The Best American Short Stories 1999

Amy Tan
0/5 ( ratings)
Rookie of the Year
The new cheat sheets are here! The new cheat sheets are here!

Want to know who the hottest fiction writers are? Yeah, yeah, commercially it's whatever middlebrow author Oprah tabbed this month. While there have been exceptions, many Oprah authors are no more writer's writers than Kenny G is a saxophonist's saxophonist.

The best way to find the hottest, most influential writers writing would be to read every issue of every magazine that publishes new fiction, and to read every good book that comes out. Which would work fine if you were Burgess Meredith in that episode of "The Twilight Zone" where everyone in the world disappears except this bookish guy who's left alone -- o, lovely briar patch -- inside a library. Absent that, what do you do?

I've said it before , and I'll say it again: The best possible way to keep tabs on what's up with North American fiction is to buy, year in and year out, each year's volume of The Best American Short Stories and Prize Stories: The O. Henry Awards.

Both collections have been around for more than 80 years, have had their ups and downs , but are both currently enjoying commercial heydays. During the 1970s, BASS's sales sank to a series-threatening 7,000 copies a year, before it hit on some bright ideas that saved it. Beginning in 1978, instead of one editor choosing everything himself or herself , a series editor winnowed the 3,000 or so published stories each year down to a stack of 120 . Then a guest editor picks 20 stories to include . Beginning in 1983 , BASS began to be published simultaneously in both hardback and paperback editions. And in 1987, it began to feature short comments by the writers, talking about their stories. BASS began consistently to sell over 100,000 copies a year.

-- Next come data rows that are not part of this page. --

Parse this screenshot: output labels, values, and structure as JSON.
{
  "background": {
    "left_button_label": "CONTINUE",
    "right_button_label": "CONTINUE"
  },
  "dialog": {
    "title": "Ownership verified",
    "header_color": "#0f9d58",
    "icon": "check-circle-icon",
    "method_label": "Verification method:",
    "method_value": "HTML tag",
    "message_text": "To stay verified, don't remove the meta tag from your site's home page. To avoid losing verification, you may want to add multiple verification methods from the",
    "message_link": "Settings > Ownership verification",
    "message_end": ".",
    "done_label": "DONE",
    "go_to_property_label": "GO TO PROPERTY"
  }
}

O. HENRY's nadir came more recently. Coinciding with BASS's resurgence, O. Henry, in the 1980s, became the American short story's poor, quirky stepchild. But it received a major overhaul in 1997. A single editor still, as has typically been the case, picks the 20 stories to include. But now, O. Henry also includes a list of 50 short-listed stories and comments by the authors of each year's anointed 20. Furthermore, three guest jurors , pick from those 20 a first, second, and third prize. Sales have zoomed.

You could read this year's editions of these two indispensable annuals and -- without breaking a sweat -- glean this exemplary shorthand of whom you should be reading, circa 1998-1999.

Most Valuable Player: Alice Munro.

Why : Her story, "Save the Reaper," certainly the best short story I read last year, is one of only two included in both the 1999 BASS and O. Henry. In awarding it third prize in O. HENRY, Moore discerns the story's parallels not only with Flannery O'Connor's "A Good Man Is Hard to Find" but also with the myths of Eros, Demeter, and Hermes. Moore writes that, in contrast to the O'Connor masterpiece, "[a]s always in the fictional world of Munro, a character's fate pivots not on the penitential moment but on the erotic one."

Neither annual allows any writer to be represented by more than one story , but Munro's "Cortes Island" is short-listed for both and "Before the Change" is short-listed in O. Henry. All three stories are collected in her National Book Critics Circle Award-winning book The Love of a Good Woman.

MVP Runners-Up: Annie Proulx, Pam Houston, Lorrie Moore.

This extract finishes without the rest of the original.